P3070R2: Formatting enums

"It is a mistake to think you can solve any major problems just with potatoes." ― Douglas Adams

1. Introduction

std::format, introduced in C++20, has significantly improved string formatting in C++. However, custom formatting of enumeration types currently requires creating formatter specializations which can be unnecessarily verbose for the common case of forwarding to other formatters. This proposal aims to introduce a more streamlined method for defining custom formatters for enums. When formatting enums as integers, this approach is more efficient than using a formatter specialization.

2. Changes since R1

Added Wording, Alternatives Considered and Acknowledgements sections.
Clarified that std::byte formatting will be proposed in a separate paper.

3. Changes since R0

Included the SG16 poll results.

4. SG16 Poll

Poll 3: Forward P3070R0 to LEWG.

No objection to unanimous consent.

5. Motivation and Scope

Enums are fundamental in C++ for representing sets of named constants. Often, there is a need to convert these enums to string representations, particularly for logging, debugging, or interfacing with users. The current methods for customizing enum formatting in std::format are not as user-friendly as they could be.

With the introduction of a format_as extension point for enums, we aim to:

Simplify the process of defining custom formatting representations for enums.
Improve enum formatting efficiency.
Ensure compatibility with existing code and extension mechanisms.

Consider the following example:

namespace kevin_namespacy {
enum class film {
  house_of_cards, american_beauty, se7en = 7
};
}

If we want to format this enum as its underlying type with std::format we have two options. The first option is defining a formatter specialization:

template <>
struct std::formatter<kevin_namespacy::film> : formatter<int> {
  auto format(kevin_namespacy::film f, format_context& ctx) const {
    return formatter<int>::format(std::to_underlying(f), ctx);
  }
};

The drawback of this approach is that, even when forwarding to another formatter, it introduces a significant amount of boilerplate code. Additionally, this customization cannot be implemented within the same namespace.

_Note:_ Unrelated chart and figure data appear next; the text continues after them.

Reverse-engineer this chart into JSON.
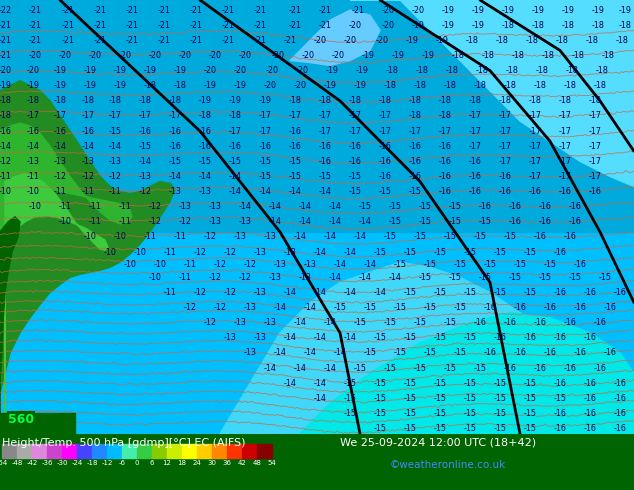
{
  "title_left": "Height/Temp. 500 hPa [gdmp][°C] EC (AIFS)",
  "title_right": "We 25-09-2024 12:00 UTC (18+42)",
  "watermark": "©weatheronline.co.uk",
  "colorbar_values": [
    -54,
    -48,
    -42,
    -36,
    -30,
    -24,
    -18,
    -12,
    -6,
    0,
    6,
    12,
    18,
    24,
    30,
    36,
    42,
    48,
    54
  ],
  "colorbar_colors": [
    "#9b30ff",
    "#7b00d4",
    "#5500aa",
    "#3300bb",
    "#0000ff",
    "#0044ff",
    "#0088ff",
    "#00aaff",
    "#00ccff",
    "#aaffaa",
    "#44dd44",
    "#22aa22",
    "#aadd00",
    "#ffff00",
    "#ffcc00",
    "#ff8800",
    "#ff3300",
    "#aa0000"
  ],
  "ocean_color": "#009fd4",
  "ocean_color2": "#00bfff",
  "lighter_blue": "#40d8f8",
  "cyan_region": "#00e8e8",
  "dark_green": "#006400",
  "mid_green": "#228B22",
  "light_green": "#2db52d",
  "lighter_green": "#3dca3d",
  "contour_color": "#000000",
  "temp_contour_color": "#cc6644",
  "label_color": "#000055",
  "bottom_bg": "#006400",
  "bottom_text": "#ffffff",
  "watermark_color": "#4488ff",
  "fig_width": 6.34,
  "fig_height": 4.9,
  "dpi": 100
}
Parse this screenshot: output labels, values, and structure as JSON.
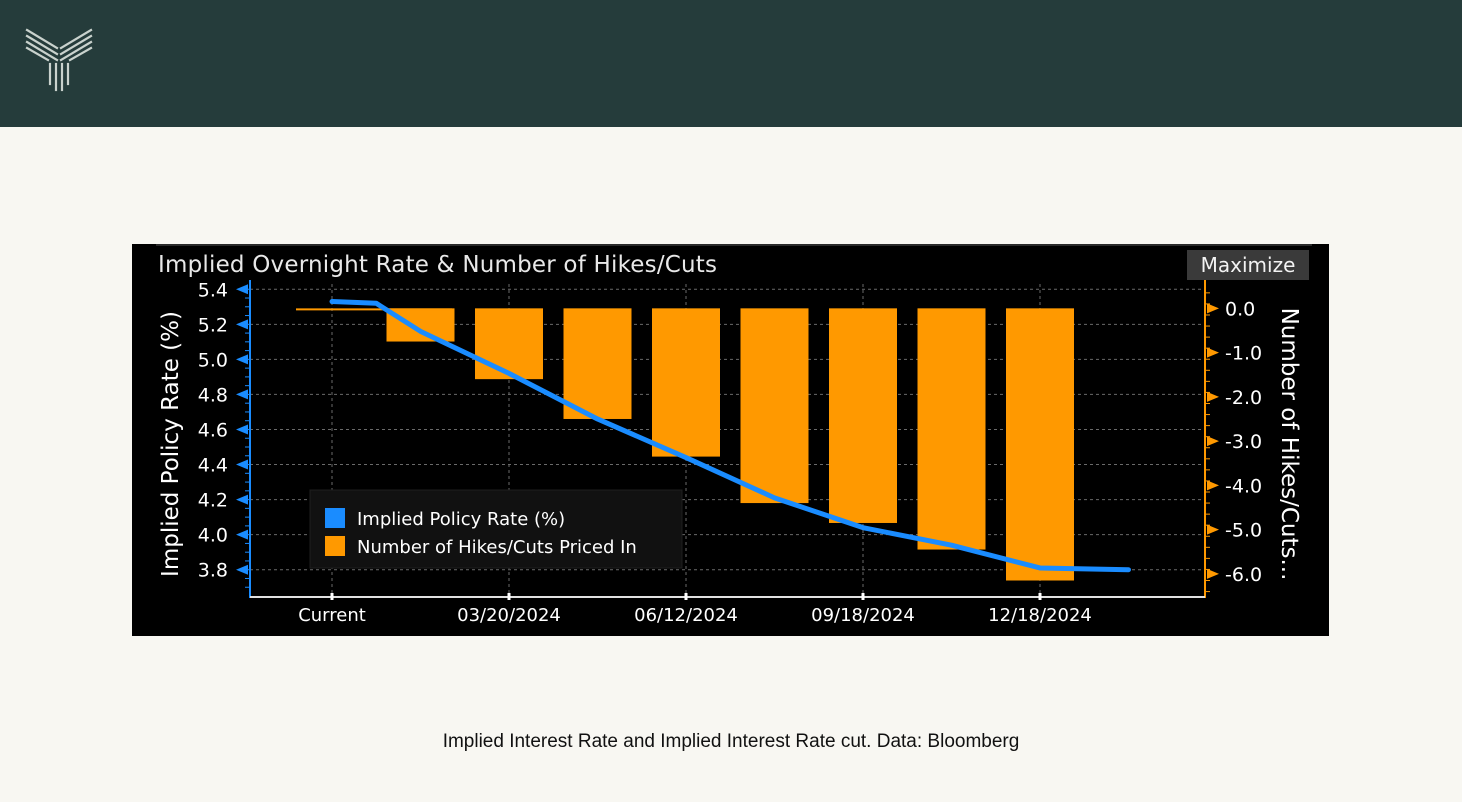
{
  "header": {
    "logo_icon": "brand-logo-icon",
    "background": "#253c3b"
  },
  "chart": {
    "maximize_label": "Maximize"
  },
  "caption": "Implied Interest Rate and Implied Interest Rate cut. Data: Bloomberg",
  "chart_data": {
    "type": "bar+line",
    "title": "Implied Overnight Rate & Number of Hikes/Cuts",
    "xlabel": "",
    "x_ticks": [
      "Current",
      "03/20/2024",
      "06/12/2024",
      "09/18/2024",
      "12/18/2024"
    ],
    "y_left": {
      "label": "Implied Policy Rate (%)",
      "ylim": [
        3.65,
        5.43
      ],
      "ticks": [
        "5.4",
        "5.2",
        "5.0",
        "4.8",
        "4.6",
        "4.4",
        "4.2",
        "4.0",
        "3.8"
      ]
    },
    "y_right": {
      "label": "Number of Hikes/Cuts...",
      "ylim": [
        -6.5,
        0.55
      ],
      "ticks": [
        "0.0",
        "-1.0",
        "-2.0",
        "-3.0",
        "-4.0",
        "-5.0",
        "-6.0"
      ]
    },
    "series": [
      {
        "name": "Implied Policy Rate (%)",
        "type": "line",
        "axis": "left",
        "color": "#1a8cff",
        "x": [
          0,
          0.5,
          1,
          2,
          3,
          4,
          5,
          6,
          7,
          8,
          9
        ],
        "values": [
          5.33,
          5.32,
          5.16,
          4.92,
          4.66,
          4.44,
          4.21,
          4.04,
          3.94,
          3.81,
          3.8
        ]
      },
      {
        "name": "Number of Hikes/Cuts Priced In",
        "type": "bar",
        "axis": "right",
        "color": "#ff9900",
        "x": [
          1,
          2,
          3,
          4,
          5,
          6,
          7,
          8
        ],
        "values": [
          -0.75,
          -1.6,
          -2.5,
          -3.35,
          -4.4,
          -4.85,
          -5.45,
          -6.15
        ]
      }
    ],
    "legend_position": "bottom-left",
    "grid": true
  }
}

The second option is converting the enum to the underlying type:

film f = kevin_namespacy::se7en;
auto s = std::format("{}", std::to_underlying(f));

The drawback of this option is that the conversion must be performed at every call site, adding unnecessary complexity and repetition.

6. Proposed Change

The current paper proposes adding a format_as extension point to std::format. format_as is a function discovered by argument-dependent lookup (ADL) that takes an enum to be formatted as an argument and converts it to an object of another formattable type, typically an integer or a string. It acts as a shorthand for defining a formatter specialization and is fully compatible with existing extension mechanisms.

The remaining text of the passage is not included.